Here we’ll talk you through the basics and lay out a list of the most essential gardening tools that you should have.
A beginner’s list of basic gardening tools and equipment
Here’s a handy list featuring seven of the most essential gardening tools and what they’re for.
No gardener can garden without their gloves. They’ll stop you getting thorned or stung and will provide general protection as you rip up weeds, prune prickly hedges or gather materials for the compost heap. Some are extra tough for more demanding garden jobs, but a regular pair of gardening gloves will suit you fine for everyday tasks.
Pruners - otherwise known as secateurs - are essential all year round. Plants always need pruning and deadheading to keep your garden tidy and to promote healthy growth. You might come across two types of pruners - bypass and anvil - but the bypass type will do for everyday pruning. Anvil pruners are more suitable for cutting through tough or dead wood.
Hose or watering can
These are certainly essential for maintaining a healthy garden. Along with sunlight, plants need water most of all, and a top-up every now and then will help them thrive, particularly during the warmer months. Potted plants and hanging baskets especially need plenty of water, as do fruit trees and bushes to bring on plump, juicy fruits. A watering can will work well, but a hose can help speed up the job - just make sure you choose the spray setting rather than full flow to avoid damaging delicate root systems.
A hand trowel is an essential tool for lots of jobs, including weeding, digging small holes to plant bulbs and scooping up soil when potting plants. Stainless steel ones are excellent as they’re durable and long-lasting.
With a garden fork you’ll be able to maintain the soil and prep your garden for planting. It will easily cut through stony ground and can be used to dig up large weedy areas, break up compacted or clay soil and aerate it. Opt for a hand trowel if you have a very small area to tend; go for a fork with a long handle if your area is larger. That way, you can use your body weight to press into the fork and dig down deep.

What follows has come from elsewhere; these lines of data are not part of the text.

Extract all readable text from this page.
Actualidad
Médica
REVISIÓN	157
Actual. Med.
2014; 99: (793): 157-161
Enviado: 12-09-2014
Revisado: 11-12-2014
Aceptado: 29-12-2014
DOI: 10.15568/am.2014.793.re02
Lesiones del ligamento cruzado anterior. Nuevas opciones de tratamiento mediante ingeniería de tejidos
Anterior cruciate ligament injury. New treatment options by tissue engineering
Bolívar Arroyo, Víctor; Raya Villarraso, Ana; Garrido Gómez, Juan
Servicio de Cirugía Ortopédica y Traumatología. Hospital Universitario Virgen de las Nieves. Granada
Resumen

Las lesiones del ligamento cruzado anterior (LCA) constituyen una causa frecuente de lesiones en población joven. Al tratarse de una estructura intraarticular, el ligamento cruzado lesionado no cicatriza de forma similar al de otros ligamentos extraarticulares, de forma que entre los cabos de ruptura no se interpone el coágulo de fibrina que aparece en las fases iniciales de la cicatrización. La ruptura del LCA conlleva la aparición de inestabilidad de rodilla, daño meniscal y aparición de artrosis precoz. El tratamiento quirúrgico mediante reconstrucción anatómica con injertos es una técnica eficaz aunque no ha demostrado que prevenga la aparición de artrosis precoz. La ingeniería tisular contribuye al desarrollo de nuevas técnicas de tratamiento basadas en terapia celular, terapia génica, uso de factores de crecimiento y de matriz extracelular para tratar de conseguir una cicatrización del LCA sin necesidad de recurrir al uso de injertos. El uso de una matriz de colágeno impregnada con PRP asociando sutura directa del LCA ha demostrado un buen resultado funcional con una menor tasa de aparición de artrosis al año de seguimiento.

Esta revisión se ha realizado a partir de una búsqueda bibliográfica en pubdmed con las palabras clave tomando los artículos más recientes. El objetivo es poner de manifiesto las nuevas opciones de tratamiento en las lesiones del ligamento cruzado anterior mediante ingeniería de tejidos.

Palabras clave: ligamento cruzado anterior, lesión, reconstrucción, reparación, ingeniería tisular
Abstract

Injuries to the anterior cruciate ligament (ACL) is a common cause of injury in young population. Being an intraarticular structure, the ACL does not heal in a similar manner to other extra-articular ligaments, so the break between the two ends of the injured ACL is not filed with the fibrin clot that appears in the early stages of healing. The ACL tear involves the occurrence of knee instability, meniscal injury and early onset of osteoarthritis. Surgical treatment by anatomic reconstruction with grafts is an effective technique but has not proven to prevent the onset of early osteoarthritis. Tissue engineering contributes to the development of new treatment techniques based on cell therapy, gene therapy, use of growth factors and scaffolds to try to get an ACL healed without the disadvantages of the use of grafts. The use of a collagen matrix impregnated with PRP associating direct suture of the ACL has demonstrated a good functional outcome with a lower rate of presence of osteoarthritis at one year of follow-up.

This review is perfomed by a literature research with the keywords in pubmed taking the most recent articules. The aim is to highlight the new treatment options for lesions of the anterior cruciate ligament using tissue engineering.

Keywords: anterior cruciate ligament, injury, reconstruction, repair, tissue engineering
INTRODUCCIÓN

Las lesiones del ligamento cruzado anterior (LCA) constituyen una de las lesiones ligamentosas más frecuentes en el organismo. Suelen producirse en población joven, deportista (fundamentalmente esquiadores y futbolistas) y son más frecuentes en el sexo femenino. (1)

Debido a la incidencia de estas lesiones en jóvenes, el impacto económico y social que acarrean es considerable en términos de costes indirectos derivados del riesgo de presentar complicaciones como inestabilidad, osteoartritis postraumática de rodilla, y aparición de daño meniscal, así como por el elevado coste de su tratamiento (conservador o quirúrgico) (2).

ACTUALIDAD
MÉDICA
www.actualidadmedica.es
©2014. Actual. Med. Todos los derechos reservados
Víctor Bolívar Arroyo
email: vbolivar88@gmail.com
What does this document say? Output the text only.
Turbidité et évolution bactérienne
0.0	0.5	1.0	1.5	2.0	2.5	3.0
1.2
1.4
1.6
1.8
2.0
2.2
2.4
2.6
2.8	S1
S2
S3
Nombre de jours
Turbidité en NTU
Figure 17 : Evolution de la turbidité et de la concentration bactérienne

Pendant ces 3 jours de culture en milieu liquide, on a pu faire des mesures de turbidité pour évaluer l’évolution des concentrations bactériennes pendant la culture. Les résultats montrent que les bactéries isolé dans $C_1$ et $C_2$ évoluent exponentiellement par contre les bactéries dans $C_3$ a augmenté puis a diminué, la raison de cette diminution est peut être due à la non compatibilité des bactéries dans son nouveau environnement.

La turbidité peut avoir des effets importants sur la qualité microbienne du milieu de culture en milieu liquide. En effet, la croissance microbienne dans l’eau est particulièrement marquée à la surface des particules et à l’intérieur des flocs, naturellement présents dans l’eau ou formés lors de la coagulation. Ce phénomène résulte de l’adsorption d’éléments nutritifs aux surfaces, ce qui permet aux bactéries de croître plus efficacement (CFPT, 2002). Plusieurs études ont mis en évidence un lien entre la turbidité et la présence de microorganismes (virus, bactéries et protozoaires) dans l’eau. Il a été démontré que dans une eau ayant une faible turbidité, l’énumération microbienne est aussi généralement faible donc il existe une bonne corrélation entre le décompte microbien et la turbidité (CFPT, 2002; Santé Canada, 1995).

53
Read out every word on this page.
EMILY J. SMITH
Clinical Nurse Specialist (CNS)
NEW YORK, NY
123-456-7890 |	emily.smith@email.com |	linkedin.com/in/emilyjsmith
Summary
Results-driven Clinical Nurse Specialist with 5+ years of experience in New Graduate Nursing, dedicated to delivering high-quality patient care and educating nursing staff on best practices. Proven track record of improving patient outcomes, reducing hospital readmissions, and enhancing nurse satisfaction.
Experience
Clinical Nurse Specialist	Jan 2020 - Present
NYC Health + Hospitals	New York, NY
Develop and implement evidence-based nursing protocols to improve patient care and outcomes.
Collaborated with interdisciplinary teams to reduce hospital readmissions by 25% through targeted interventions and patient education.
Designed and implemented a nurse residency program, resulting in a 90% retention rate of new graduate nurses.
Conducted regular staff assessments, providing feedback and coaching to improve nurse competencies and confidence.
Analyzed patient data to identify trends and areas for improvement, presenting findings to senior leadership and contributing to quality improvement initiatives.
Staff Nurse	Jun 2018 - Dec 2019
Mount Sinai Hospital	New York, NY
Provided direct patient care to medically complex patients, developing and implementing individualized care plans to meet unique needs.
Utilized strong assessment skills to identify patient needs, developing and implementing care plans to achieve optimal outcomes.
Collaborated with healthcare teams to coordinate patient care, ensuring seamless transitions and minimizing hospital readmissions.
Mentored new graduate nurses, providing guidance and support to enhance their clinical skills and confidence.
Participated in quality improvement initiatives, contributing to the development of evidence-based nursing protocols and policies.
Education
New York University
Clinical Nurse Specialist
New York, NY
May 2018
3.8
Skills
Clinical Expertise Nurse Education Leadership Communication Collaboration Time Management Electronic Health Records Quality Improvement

One of the most essential gardening tools for sowing, a rake breaks down soil into a fine texture and levels it off so it’s flat, which is perfect for starting off your seeds. You can also use a rake to gather up leaves during autumn of course, and use the back of one to tamp the ground and firm it down before laying turf.
While a hand trowel is good for weeding small areas, a Dutch hoe is a must-have if you’ve got a larger area and don’t want to end up with backache. Lightweight to use, it clears weeds quickly and easily. It’ll also help you dig shallow troughs for sowing seeds - simply tilt it diagonally and drag it evenly across the soil to create a line.